Tarika Barrett, the outgoing CEO of Girls Who Code, says visible student skepticism about artificial intelligence should be seen as an asset for educators and the tech industry. Barrett framed the backlash — notably audiences booing when speakers mention large language models (LLMs)—as a central challenge for her organization and for broader efforts to redefine what coding means as AI capabilities proliferate. Barrett will leave the nonprofit this summer. Graduates and current students, Barrett says, are increasingly unenthusiastic about working with AI. That sentiment has surfaced in public settings: some audiences have booed commencement speakers who referenced LLMs, and many young people reportedly do not view AI as an attractive part of their future careers.
Girls Who Code, which has spent more than a decade preparing young women for jobs in technology and pushing for greater gender parity in computer science, is responding to that shift. Barrett described the organization’s task as adapting programming and identity around coding so participants can navigate a landscape where AI changes what technical work looks like.
As part of that adaptation, the group has introduced programming it calls 'vibe‑coding' and says it is 'embracing it all' to broaden who feels welcome in coding.

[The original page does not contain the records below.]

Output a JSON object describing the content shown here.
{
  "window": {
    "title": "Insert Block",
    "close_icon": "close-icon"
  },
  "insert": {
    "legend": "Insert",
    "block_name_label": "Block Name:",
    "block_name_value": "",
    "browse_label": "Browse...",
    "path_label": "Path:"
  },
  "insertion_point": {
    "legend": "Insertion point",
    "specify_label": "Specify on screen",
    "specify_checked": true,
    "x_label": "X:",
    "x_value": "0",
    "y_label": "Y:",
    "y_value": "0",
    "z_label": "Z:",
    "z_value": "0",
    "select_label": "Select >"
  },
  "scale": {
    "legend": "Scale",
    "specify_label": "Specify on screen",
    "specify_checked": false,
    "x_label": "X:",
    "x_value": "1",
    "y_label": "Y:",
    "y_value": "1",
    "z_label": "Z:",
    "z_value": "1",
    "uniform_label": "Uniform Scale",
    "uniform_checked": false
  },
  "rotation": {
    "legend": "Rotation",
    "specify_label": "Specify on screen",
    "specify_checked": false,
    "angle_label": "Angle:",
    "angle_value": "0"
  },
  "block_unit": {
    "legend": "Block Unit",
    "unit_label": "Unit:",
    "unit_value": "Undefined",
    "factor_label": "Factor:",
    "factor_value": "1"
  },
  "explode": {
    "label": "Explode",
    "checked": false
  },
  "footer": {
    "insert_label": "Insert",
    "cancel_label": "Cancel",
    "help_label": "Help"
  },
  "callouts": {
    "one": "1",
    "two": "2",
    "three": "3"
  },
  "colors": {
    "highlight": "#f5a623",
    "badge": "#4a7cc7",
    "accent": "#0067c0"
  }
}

Barrett said these curriculum changes are meant to expose participants to new modes of coding and to help students 'understand what it looks like' as the identity of coding shifts amid AI advances. That pedagogical shift occurs against a wider market backdrop: tech executives have warned that frontier AI labs could automate away many jobs, and companies are already reducing the number of coders they need. Even computer science majors who still aim for Silicon Valley face an uncertain hiring landscape as firms reassess technical headcount.
Barrett highlighted a pronounced gendered dimension to AI adoption: women disproportionately appear to be biased against using AI. Reported reasons include anxiety about AI’s capacity to make errors, concerns about AI’s energy demands, and unease that the technology will further concentrate influence among tech billionaires, producing a measurable gap in AI usage along gender lines.
Rather than dismiss these worries, Barrett argued they should be treated as a resource for shaping better technology. 'We have a deeply held belief that the quality of our technology, the future of AI in particular, depends on who’s going to build it,' she said, adding that 'young people should be at the forefront, given its impact on every possible sector of our lives.' That perspective, she implies, could influence who enters tech and how AI systems are designed.